Thursday, June 11, 2009

Gastronomic Roller Coaster, Leonberg-Stuttgart

Here's a list of the things I ate in Germany:

1) Soft cheese with a sweet pickle and rocket leaves on chewy, crusty bread
2) Breadcrumbed fish fillet deep fried in rancid-smelling oil

3) Pretzel-like bread sprinkled with salt flakes - every day I sneak one twist up from the breakfast buffet - love it. Germans supposedly like it spread thickly with unsalted butter, but I like it plain

3) Chinese buffet - stir fried prawns and clams and - kangaroo! The kangaroo I have to say was great - tender and flavourful, reminded me of a mild-tasting, leaner wagyu somehow (or I have been deprived for a long time of hand-massaged, beer-fed, classical-music listening cow meat)

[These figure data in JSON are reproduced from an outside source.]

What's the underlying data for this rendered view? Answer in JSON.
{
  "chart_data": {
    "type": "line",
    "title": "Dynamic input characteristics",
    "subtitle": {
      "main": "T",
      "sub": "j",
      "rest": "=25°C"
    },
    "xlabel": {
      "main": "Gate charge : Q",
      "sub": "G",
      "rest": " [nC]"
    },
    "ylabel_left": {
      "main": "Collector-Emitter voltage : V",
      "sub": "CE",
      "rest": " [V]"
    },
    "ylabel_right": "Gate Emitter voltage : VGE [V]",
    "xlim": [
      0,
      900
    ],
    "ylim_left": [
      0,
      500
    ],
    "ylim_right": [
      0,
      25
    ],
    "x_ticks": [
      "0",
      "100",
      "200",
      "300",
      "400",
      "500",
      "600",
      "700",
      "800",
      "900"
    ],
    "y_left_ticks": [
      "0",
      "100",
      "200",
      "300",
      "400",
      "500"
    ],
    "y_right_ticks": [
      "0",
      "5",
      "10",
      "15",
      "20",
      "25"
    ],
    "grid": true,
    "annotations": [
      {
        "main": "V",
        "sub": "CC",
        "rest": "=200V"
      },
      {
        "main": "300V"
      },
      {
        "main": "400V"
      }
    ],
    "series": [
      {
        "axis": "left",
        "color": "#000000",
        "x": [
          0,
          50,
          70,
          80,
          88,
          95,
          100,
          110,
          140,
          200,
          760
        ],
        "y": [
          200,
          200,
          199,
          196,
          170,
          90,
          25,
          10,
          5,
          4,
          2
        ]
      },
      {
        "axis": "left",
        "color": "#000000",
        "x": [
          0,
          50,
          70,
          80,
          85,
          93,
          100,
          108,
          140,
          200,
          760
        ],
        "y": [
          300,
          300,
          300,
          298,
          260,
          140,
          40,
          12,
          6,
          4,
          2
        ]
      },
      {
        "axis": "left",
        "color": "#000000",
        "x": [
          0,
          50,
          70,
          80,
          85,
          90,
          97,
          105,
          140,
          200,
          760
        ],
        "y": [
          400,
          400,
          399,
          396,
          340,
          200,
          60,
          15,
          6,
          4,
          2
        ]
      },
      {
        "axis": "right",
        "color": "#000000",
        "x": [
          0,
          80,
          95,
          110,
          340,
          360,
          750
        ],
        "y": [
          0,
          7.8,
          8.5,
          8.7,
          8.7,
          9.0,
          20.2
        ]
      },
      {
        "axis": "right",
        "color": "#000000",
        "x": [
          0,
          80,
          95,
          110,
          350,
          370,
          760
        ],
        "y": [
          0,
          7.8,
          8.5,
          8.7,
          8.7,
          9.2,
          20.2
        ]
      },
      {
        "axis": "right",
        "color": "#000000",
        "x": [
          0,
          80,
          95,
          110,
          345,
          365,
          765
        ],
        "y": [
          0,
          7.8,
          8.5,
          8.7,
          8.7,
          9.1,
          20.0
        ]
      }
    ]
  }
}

4) Poached (or boiled) chicken breast with chilli sauce

5) Quality Italian food in a most wonderful Italian restaurant located at the bottom of a hill, bordering a forest. Fresh roses in glass vases, crystal chandeliers, a big hunk of wood-oven bread on the counter, sliced fresh for customers, cosy, cosy little place. I ate rocket with olive oil and freshly shaved parmesan, breasoala (air dried beef), parma ham on melon, baby mozarella with tomato and hummus Antipasti, and a huge plate of spagetthi vongole (made with tomatoes, which I'd rather without)

6) A huge pau-like thingy filled with a liquorice-tasting fruit paste (which looked like chocolate - disappointed), and a pancake filled with stewed apples and raisins, all swimming in a pool of fake-vanilla creme anglaise kinda thing (custard sauce). I must say I had a really difficult time swallowing this. Don't ask me what this is, I've only been told it's Austrian in origin.

7) Dinner was wonderful today. Braised ox cheeks (all gelatinous and tender and melt-in-the-mouth) with sweet glazed carrots and fluffy on the inside, crispy on the outside potato pancakes.

8) Curd cheese - savoury (not so nice, tastes and smells like feet) and sweetened with sugar and vanilla (much better - like eating thick, thick yogurt)


And that more or less sums up. Of, and of course, copious amounts of bacon, bratwursts, black forest ham and mushrooms for breakfast, every day.
And that about sums up my culinary adventures in Leonberg/Stuttgart. Must thank my gracious and generous hosts who took me on a driving tour around the picturesque town yesterday, crossing centuries-old stone bridge (for horse carts) and the Stuttgart Summer Festival. All in all, a Business trip so much better than the last one in UK. Only thing missing is the biggest gap of them all - my AK.

My stomach is totally bloated from the oxcheeks now.